You get it. It was a special event.
In fact, it was so special that even the man I had earlier only seen at local soccer games and the men’s hockey team’s games – working the door, hanging out with the officials, cheering on the boys – was there on both days. He hung out in the locker room corridor, fist-bumped the head coach, and took in the action.
After the first game, the whole team went for dinner, and between bites of his club sandwich, Coach suddenly happily remarked that Dee had been at the game.
“Oh, he’s a beauty,” he said with a big smile on his face. “Every time we have a game with the oldtimers’, he’s there and he notes all the goals. And if he can’t make it, he calls me at 11pm, and checks the score and my points. Always at 11.”
“And if I don’t answer, he’ll call my wife and ask her if I’m at home. ‘Can you ask him if he got any goals or apples’, he’ll say and then I’ll send him a message or something,” Coach went on.

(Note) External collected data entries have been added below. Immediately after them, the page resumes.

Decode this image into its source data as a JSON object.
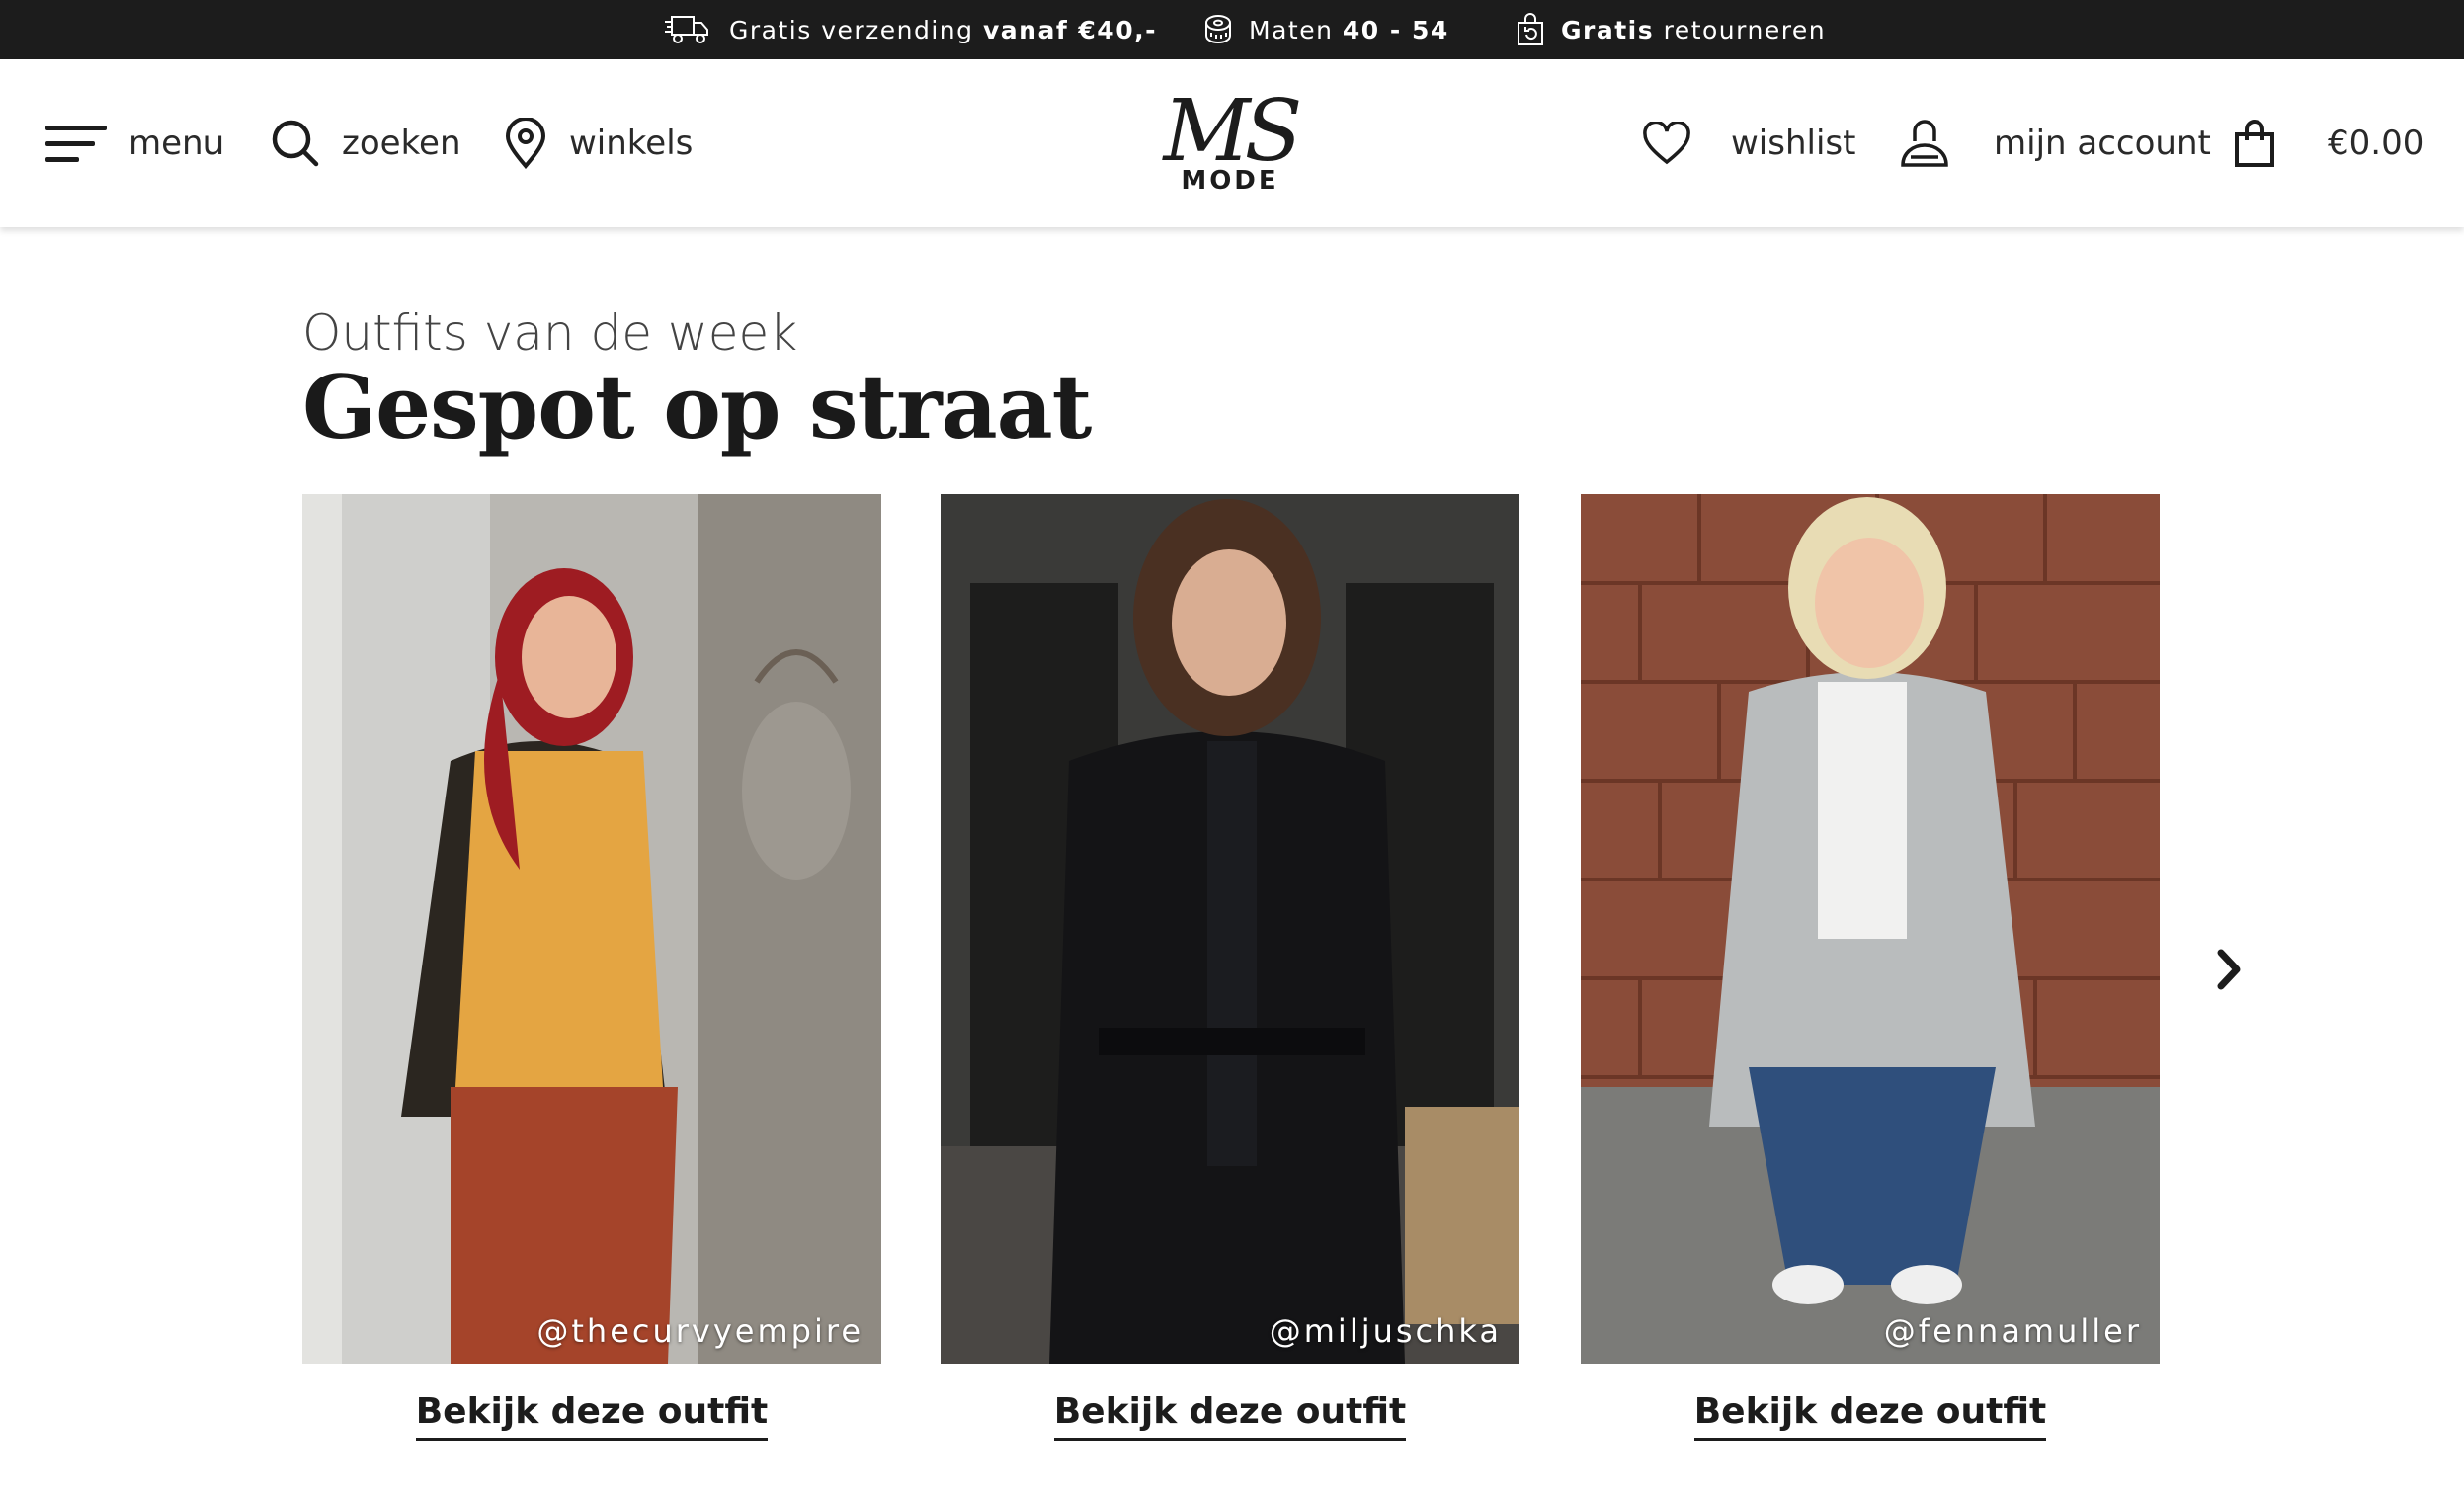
{
  "usp_bar": {
    "shipping": {
      "prefix": "Gratis verzending",
      "bold": "vanaf €40,-",
      "icon": "truck-icon"
    },
    "sizes": {
      "prefix": "Maten",
      "bold": "40 - 54",
      "icon": "measuring-tape-icon"
    },
    "returns": {
      "bold": "Gratis",
      "suffix": "retourneren",
      "icon": "return-bag-icon"
    }
  },
  "header": {
    "menu_label": "menu",
    "search_label": "zoeken",
    "stores_label": "winkels",
    "logo": {
      "mark": "MS",
      "sub": "MODE"
    },
    "wishlist_label": "wishlist",
    "account_label": "mijn account",
    "cart_total": "€0.00"
  },
  "section": {
    "kicker": "Outfits van de week",
    "title": "Gespot op straat"
  },
  "outfits": [
    {
      "handle": "@thecurvyempire",
      "cta": "Bekijk deze outfit"
    },
    {
      "handle": "@miljuschka",
      "cta": "Bekijk deze outfit"
    },
    {
      "handle": "@fennamuller",
      "cta": "Bekijk deze outfit"
    }
  ],
  "colors": {
    "dark": "#1c1c1c",
    "white": "#ffffff"
  }
}
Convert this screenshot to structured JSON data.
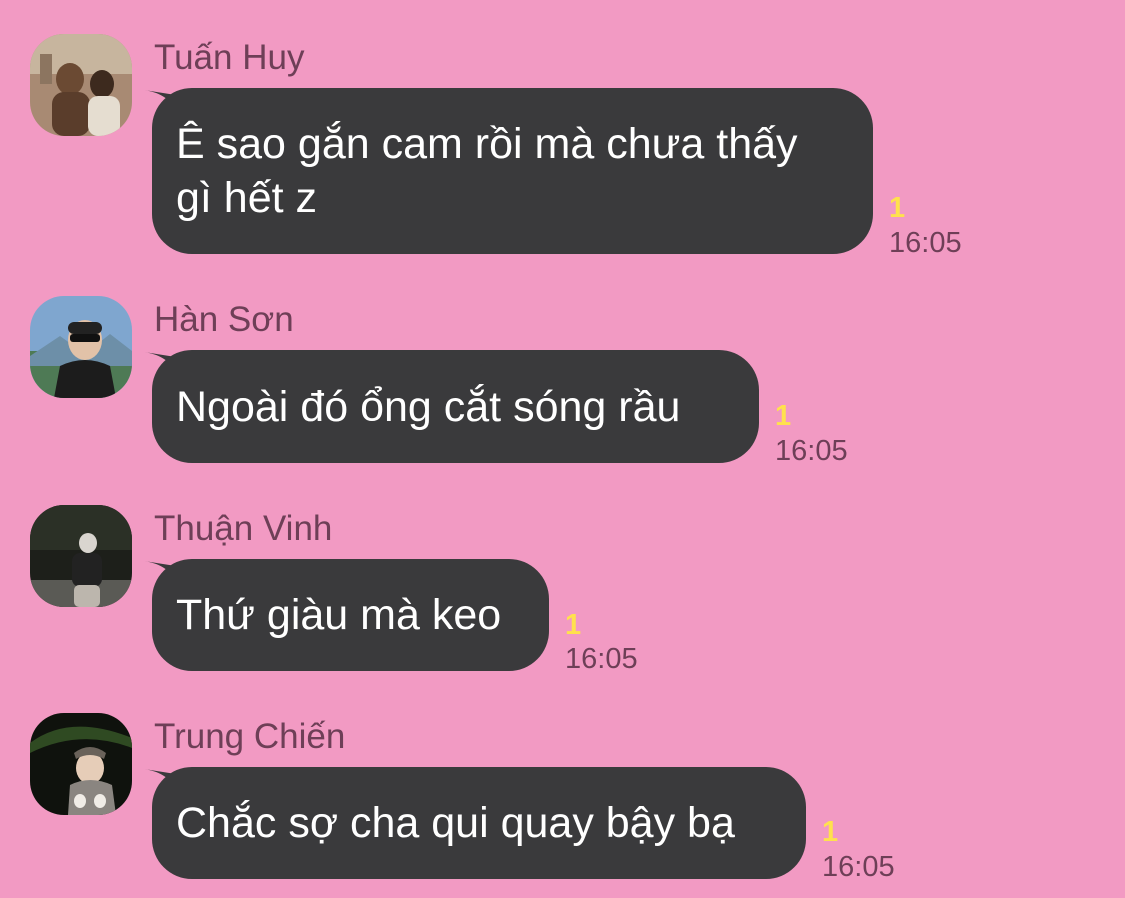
{
  "messages": [
    {
      "sender": "Tuấn Huy",
      "text": "Ê sao gắn cam rồi mà chưa thấy\ngì hết z",
      "unread": "1",
      "time": "16:05",
      "avatar": "avatar-photo"
    },
    {
      "sender": "Hàn Sơn",
      "text": "Ngoài đó ổng cắt sóng rầu",
      "unread": "1",
      "time": "16:05",
      "avatar": "avatar-photo"
    },
    {
      "sender": "Thuận Vinh",
      "text": "Thứ giàu mà keo",
      "unread": "1",
      "time": "16:05",
      "avatar": "avatar-photo"
    },
    {
      "sender": "Trung Chiến",
      "text": "Chắc sợ cha qui quay bậy bạ",
      "unread": "1",
      "time": "16:05",
      "avatar": "avatar-photo"
    }
  ],
  "colors": {
    "background": "#f29ac3",
    "bubble": "#3a3a3c",
    "bubble_text": "#ffffff",
    "sender_name": "#6e3f57",
    "unread_count": "#ffe14d",
    "timestamp": "#6e3f57"
  }
}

“There was a famous character in Helsinki who’d go from rink to rink as a one-man cheerleading team, yelling and shouting, making up rhymes and chants as he went along. According to one rumour, he once drove a moped to watch a game some 200km away, ran out of gas and had to hitch a ride back home. According to another, he had been a genius at the university and then somehow crossed the line,” I said.
“Yeah, there’s one at every rink,” Coach said.
A superfan. A local superfan.
And Coach was right. There is. They’re special, they’re different, and they are ours.
Our rink had two superfans when I was in my teens. They were both “special” in that special way, but our duo had one more special characteristic. One of them was super negative, and the other one super positive. One guy’s glass was always half empty, the other one’s half full. (Or if you really looked it, maybe even more than half full and besides, a full glass would’ve been too much anyway, so a glass half full was just perfect, really).
They knew every player on every team, even if not all players had the patience to stand and chat with them.
But they were the yin and yang of the rink. The devil and the angel on your shoulder.
“I remember one game when I walked from the dressing room to the ice, with one guy on my left, telling me we’d lose, that we had no chance and that the other team’s defencemen would crush me, and the other walking to my right, telling me how we’d win, wishing me good luck, patting me on the back until I hopped onto the ice,” I told Coach, and then we laughed.
The next day, Dee came down to the dressing room corridor after the game, when I was walking around with a box of leftover fruit and candy from the players. I asked him if he wanted an apple.
“Oh, sure,” he said and rummaged around the cardboard box I was holding and then he grabbed an apple and a chocolate bar.
He thanked me, and took a couple of steps towards the door before turning around. He took a step back. With the blue face mask casually under his bearded chin, he looked at Coach.
“You playing tonight?” Dee asked him.
“For sure,” Coach replied.
“Talk to you later,” Dee said, took a bite out of the apple, and left the rink.